Relisant la vie partagée avec Martin tant au Cluizel qu’au couvent Fra Angelico puis au St Nom de Jésus, une image s’est imposée à moi : celle d’un éventail japonais, image qui avait peu à voir avec une préférence asiatique de Martin. Replié, cet instrument ressemble à un morceau de bois dur qui pouvait même être utilisé comme arme de combat par les samouraïs. Mais déployé, totalement ou partiellement, il devient un objet magnifique et coloré. Chaque pli de l’éventail est une œuvre d’art délicate et riche, signe de noblesse et objet de décoration sophistiquée. Tous les plis sont retenus par « une rivure » qui permet la mobilité de l’éventail et sa cohérence.

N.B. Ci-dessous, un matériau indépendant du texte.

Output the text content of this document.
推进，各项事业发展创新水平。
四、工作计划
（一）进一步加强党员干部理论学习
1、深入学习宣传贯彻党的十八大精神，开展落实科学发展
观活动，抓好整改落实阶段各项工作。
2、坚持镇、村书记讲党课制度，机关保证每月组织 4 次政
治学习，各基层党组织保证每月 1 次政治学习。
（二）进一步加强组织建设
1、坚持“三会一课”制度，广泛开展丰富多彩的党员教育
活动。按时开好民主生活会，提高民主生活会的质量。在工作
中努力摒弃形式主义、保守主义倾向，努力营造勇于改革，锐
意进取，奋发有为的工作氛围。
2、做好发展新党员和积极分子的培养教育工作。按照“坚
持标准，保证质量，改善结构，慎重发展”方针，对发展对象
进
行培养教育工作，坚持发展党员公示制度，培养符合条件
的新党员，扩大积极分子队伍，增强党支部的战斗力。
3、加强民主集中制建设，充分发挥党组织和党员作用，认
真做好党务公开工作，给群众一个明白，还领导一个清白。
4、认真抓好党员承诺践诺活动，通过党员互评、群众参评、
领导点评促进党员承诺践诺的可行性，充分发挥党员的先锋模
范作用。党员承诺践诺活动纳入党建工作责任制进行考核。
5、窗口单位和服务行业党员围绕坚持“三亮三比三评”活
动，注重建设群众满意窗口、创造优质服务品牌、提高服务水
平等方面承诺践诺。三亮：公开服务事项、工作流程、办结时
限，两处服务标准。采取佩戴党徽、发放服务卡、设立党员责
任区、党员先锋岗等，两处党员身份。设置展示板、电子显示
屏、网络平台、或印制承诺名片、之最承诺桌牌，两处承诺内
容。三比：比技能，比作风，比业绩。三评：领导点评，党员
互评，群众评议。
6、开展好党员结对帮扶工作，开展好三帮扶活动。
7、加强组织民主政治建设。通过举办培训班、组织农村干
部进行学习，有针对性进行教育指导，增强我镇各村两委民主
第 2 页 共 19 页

Si l’aspect de bois dur pouvait être ce que Martin donnait parfois à voir à ceux et celles qui ne le connaissaient pas vraiment, un peu à l’image du corps terrestre dont parle l’Épitre aux Corinthiens, pour les autres qui savaient voir ils découvraient des plis de soie, de laque ou de papier précieux, délicatement peints ou brodés qui déployés donnaient à voir des paysages fabuleux à l’image du corps spirituel ou du ciel de l’Épitre aux Carinthiens. L’aspect bois dur s’estompera dans les dernières années de la vie de Martin comme un signal d’une nouvelle vie qui allait germer et comme un nouveau pli, celui de la liberté enfin acquise et assumée.


Les plis de l’éventail qui constituaient la vie de Martin sont multiples : celui Robert Hillairet prêtre diocésain de Poitiers, puis celui de fr Martin (de Porrès) à son entrée dans l’Ordre -nom qu’il avait choisi pour manifester son désir de proximité avec les plus petits-, celui de responsable national de la catéchèse des handicapés, celui du Cluizel et de son métier de relieur, celui de syndic de la Tourette pendant de longues années, celui d’animateur de l’Agora… Ils sont si nombreux et pour la plupart entourés de silence car Martin ne se racontait pas facilement. L’histoire du Cluizel n’a jamais été écrite malgré nos nombreuses demandes.


Parmi les innombrables plis qui font la beauté et la richesse de la vie de Martin je n’en retiendrai que quelques-uns.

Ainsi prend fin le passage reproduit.